Mais là, j'ai commencé à avoir des poils et des envies et la vérité, c'était écrit dans le ciel, c'est que j'ai plus vraiment eu le droit d'être comme je suis et ça a commencé à m'embêter en crisse. Je voulais si fort qu'on m'aime. N'importe qui, n'importe quelle âme qui vive ou qui vive pas. Mes soeurs, mes frères, mes souliers griffés. Une prostituée avec des couilles rue Ontario. Les trucs que je mettais dans mon nez pour qu'on m'aime plus. plus. plus. J'ai appris à aimer les filles, mais surtout leur cul, comme c'est de mode et de coutume pour la gente masculine. J'ai appris des phrases gagnantes, j'ai pratiqué des mouvements, des clins d'oeil, comme dans la TV couleur. Dans mon miroir, j'avais l'air vrai. Tout avait l'air vrai. Dans les bars, tout était parfait, je brillais devant mon public. Je les déshabillais en les embrassant dans le cou et leur tirais les cheveux, dans le noir, je leur disais que je les aimais si fort, si fort, que je les aimerais pour toujours et perdais leur numéro, comme c'est de mode et de coutume pour la gente masculine. Elles venaient jamais chez moi, parce que je voulais pas de traces d'elles dans mon appartement. Parce que je voulais pas de leur boucle d'oreille oubliée sur la table de chevet. Pas de leur pince à cheveux à la traine sur le rebord du bain. Pas de leurs petits doigts sur mes cahiers, sur mes posters. Parce que j'étais terrorisé par ces créatures petites, comme moi, avec leurs grands yeux qui me regardaient au travers. Je voulais pas qu'ils me voient en plein jour cru, ces yeux-là. Je revenais chez moi pendant qu'elles dormaient, je me lavais en frottant bien, jusque sous les ongles. Mouchais deux-trois coups, à cause de la came. Me rasais, au complet.
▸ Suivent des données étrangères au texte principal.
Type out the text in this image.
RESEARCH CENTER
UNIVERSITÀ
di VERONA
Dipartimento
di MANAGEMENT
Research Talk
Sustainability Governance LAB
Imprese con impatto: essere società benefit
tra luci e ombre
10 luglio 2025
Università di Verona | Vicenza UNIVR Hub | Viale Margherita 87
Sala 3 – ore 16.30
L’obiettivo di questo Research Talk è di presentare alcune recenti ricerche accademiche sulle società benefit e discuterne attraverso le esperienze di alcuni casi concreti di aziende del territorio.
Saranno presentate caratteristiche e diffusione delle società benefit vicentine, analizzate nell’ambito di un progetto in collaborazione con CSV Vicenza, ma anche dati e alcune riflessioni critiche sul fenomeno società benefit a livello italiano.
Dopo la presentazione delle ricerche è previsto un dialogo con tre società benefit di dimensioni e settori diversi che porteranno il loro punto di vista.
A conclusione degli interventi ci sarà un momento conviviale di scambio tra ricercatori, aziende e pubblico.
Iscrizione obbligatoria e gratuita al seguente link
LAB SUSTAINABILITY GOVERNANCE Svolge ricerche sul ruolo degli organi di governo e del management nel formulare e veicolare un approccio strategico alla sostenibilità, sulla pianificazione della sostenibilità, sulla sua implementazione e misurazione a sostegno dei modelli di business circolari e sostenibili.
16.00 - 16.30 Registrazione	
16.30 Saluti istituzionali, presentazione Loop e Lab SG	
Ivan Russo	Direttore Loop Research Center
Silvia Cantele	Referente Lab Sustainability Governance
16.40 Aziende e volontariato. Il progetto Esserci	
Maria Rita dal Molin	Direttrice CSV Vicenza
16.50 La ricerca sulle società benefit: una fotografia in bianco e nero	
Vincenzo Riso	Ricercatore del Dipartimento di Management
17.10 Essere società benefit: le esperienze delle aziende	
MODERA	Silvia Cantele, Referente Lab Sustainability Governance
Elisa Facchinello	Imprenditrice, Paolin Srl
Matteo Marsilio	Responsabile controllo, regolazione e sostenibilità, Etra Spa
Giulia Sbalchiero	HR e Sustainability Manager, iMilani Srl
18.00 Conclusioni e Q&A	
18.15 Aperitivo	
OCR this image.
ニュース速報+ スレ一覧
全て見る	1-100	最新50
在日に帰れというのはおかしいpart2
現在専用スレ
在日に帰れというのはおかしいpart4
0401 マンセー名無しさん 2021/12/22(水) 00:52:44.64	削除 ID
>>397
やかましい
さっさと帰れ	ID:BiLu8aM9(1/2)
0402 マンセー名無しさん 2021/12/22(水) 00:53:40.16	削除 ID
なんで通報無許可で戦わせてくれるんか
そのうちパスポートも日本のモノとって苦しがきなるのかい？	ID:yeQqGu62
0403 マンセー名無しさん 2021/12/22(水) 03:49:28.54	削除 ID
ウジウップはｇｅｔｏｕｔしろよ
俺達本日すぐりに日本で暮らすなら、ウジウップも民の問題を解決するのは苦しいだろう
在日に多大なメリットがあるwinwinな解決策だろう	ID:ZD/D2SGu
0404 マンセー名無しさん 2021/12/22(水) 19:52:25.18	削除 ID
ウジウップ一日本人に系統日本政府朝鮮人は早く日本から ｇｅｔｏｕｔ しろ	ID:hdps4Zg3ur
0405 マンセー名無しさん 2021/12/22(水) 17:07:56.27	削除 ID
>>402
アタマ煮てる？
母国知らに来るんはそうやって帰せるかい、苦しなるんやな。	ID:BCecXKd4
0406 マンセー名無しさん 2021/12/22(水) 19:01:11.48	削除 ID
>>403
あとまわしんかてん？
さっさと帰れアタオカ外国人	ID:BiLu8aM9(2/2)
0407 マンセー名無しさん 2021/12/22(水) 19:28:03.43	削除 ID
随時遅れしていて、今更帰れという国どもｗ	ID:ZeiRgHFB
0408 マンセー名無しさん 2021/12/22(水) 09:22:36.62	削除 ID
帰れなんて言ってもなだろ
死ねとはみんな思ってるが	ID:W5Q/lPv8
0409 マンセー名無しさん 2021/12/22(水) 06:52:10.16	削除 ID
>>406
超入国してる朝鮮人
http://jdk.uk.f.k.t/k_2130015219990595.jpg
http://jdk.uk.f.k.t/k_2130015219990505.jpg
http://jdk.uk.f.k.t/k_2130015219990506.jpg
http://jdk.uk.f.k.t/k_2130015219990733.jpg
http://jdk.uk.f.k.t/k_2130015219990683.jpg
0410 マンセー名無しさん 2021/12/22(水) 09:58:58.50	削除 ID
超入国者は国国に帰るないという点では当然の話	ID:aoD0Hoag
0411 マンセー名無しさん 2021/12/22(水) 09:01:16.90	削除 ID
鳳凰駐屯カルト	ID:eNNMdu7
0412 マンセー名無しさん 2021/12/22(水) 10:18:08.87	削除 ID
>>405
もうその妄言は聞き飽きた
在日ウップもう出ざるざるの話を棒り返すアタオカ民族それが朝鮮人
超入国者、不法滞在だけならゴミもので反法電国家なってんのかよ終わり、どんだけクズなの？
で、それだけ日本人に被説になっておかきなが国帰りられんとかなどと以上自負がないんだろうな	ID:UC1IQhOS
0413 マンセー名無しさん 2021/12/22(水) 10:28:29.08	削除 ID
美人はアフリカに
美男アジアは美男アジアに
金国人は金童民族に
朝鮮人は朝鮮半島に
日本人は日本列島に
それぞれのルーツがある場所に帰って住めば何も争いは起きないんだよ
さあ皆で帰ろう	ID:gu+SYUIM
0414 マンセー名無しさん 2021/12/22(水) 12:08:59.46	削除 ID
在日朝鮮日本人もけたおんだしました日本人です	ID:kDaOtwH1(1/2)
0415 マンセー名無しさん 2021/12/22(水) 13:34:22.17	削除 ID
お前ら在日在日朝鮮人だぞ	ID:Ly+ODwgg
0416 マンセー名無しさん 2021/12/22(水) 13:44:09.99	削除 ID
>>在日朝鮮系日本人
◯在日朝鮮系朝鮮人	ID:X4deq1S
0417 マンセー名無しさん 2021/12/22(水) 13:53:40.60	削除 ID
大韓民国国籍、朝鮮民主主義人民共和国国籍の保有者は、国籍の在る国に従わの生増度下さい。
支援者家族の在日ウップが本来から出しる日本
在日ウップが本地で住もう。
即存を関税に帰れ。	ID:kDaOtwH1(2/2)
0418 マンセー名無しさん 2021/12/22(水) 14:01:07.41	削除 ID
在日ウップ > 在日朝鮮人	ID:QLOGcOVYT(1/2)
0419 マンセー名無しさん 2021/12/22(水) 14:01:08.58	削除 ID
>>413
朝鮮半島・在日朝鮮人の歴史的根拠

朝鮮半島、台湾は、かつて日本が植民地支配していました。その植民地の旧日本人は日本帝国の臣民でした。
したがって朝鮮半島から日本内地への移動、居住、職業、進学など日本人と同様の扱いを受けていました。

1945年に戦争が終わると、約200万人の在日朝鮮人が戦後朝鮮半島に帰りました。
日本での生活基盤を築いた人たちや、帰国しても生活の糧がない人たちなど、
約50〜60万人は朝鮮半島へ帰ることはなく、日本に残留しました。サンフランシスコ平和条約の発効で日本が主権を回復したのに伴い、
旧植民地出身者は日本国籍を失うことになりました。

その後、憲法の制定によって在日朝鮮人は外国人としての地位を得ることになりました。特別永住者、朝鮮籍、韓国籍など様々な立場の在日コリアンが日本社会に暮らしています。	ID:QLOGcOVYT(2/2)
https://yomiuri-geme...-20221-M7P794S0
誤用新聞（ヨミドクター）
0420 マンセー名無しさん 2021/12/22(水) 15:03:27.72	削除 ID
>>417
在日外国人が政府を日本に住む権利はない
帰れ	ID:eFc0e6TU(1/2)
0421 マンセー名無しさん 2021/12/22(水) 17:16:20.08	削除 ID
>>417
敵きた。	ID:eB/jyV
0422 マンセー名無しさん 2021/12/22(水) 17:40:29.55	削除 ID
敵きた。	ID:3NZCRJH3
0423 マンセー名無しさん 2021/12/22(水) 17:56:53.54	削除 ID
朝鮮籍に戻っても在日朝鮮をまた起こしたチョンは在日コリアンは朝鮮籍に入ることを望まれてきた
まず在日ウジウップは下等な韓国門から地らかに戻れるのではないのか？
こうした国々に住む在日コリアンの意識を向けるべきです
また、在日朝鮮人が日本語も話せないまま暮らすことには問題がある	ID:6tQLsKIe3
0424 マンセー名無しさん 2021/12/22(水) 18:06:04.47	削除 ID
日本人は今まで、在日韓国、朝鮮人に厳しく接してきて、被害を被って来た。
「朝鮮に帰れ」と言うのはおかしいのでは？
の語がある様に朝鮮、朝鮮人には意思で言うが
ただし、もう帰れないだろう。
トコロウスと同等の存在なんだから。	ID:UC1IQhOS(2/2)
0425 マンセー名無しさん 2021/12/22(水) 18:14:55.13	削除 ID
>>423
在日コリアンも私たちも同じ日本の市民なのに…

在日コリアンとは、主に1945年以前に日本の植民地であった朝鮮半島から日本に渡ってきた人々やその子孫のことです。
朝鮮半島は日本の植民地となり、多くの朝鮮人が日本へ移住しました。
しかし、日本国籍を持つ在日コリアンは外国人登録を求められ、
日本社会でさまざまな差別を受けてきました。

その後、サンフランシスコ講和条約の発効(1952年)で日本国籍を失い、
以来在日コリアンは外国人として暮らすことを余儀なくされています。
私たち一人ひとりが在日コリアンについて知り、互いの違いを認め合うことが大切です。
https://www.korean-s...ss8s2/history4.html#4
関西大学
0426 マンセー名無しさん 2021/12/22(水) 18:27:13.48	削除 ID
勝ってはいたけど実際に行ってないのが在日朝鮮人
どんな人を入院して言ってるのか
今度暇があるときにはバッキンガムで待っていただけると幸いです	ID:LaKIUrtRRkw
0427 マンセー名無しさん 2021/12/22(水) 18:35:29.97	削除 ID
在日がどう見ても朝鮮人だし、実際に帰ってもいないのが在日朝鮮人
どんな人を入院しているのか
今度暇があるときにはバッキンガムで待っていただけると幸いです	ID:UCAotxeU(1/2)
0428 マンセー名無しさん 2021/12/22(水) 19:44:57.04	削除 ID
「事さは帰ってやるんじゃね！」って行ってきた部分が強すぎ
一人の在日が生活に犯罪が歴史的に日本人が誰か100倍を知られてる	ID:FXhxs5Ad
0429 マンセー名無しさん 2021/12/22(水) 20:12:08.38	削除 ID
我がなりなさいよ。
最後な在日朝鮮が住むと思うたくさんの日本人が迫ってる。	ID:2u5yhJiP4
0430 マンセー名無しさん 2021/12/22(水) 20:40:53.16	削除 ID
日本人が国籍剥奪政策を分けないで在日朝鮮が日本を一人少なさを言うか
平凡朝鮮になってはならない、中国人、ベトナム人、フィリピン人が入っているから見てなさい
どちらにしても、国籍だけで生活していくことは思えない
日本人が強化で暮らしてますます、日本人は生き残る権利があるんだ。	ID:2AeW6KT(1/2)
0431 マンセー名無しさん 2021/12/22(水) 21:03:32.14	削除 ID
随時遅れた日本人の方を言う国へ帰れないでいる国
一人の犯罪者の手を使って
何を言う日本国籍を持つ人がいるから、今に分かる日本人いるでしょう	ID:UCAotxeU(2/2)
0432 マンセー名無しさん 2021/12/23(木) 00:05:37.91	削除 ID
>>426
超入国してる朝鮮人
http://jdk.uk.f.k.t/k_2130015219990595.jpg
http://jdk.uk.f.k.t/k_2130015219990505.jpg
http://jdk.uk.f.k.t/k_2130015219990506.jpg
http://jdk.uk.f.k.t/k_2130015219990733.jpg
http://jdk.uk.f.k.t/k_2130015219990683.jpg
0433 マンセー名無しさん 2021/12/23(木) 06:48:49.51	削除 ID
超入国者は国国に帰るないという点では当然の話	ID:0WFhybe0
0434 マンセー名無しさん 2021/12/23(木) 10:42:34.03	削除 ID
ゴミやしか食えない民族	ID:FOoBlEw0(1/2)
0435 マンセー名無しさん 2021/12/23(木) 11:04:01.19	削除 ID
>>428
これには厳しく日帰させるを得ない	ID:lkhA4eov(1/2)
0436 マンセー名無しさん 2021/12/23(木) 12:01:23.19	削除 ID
Je voulais être comme Batman et être le plus fier et le plus grand et le plus fort, mais je suis trop maigre et mes pieds sont en canard. J'ai jamais scoré au hockey, jamais. Me suis jamais battu avec un gars en forme de frigidaire, dans un bar. Je suis lâche comme un couillon, câlisse. Ni-beau-ni-laid, sans histoire, enfin comme on sait.

Ma mère a toujours dit, on a pas tout c'qu'on veut, dans la vie.

Moi je trouve que des fois, on a tout c'qu'on veut pas.

Quand je me couche en petite boule morte, dans mon lit, le soir, je m'imagine quelque part où j'ai pas vraiment le droit d'être en train de faire des choses que j'ai pas vraiment le droit de faire. Je pense à mon père, qui achetait toujours le plus de livres possible sans jamais même en voir la couleur des pages. Je pense à ma mère, qui achetait toujours le plus de robes possible sans jamais même en porter une seule, parce qu'il fallait pas froisser le beau tissus doux qui coûte cher. Et je dis à mon coeur mort chut-chut-chut. Mon Coeur, tu sais, y a du pelletage de nuages qu'on peut pas se permettre, dans la vie.

Moi, une fois, en petite boule morte, dans mon lit le soir, j'ai mis mon suit de fini et mes ailes de Batman passées date, j'ai volé jusqu'en l'air, à mon plus haut, jusqu'à ce que mes yeux virent à l'envers et clignent vite, version Marylin Monroe quand y en restait plus grand chose. Et j'ai passé la souffleuse dedans, mes nuages morts. C'était écrit dans le ciel. Chut-chut-chut.

dimanche 13 juin 2010

Tadou-jingle.

«Tadoussac, débarque de la track. Embarque, dans le sac et le ressac (...)» On a voulu faire un Tadou-jingle pour passer le temps, dans le char. Ça a donné ce que ça a donné, hein.

On a planté notre tente dans le noir avec une lampe de poche grosse comme un dix sous dans la bouche à Bibi. Mais on a fait ça guerrières, je veux dire. Pas tout croche comme on peut s'attendre des filles. Pis vite à part de ça, on voulait rien manquer du reste des choses qui se passaient en bas.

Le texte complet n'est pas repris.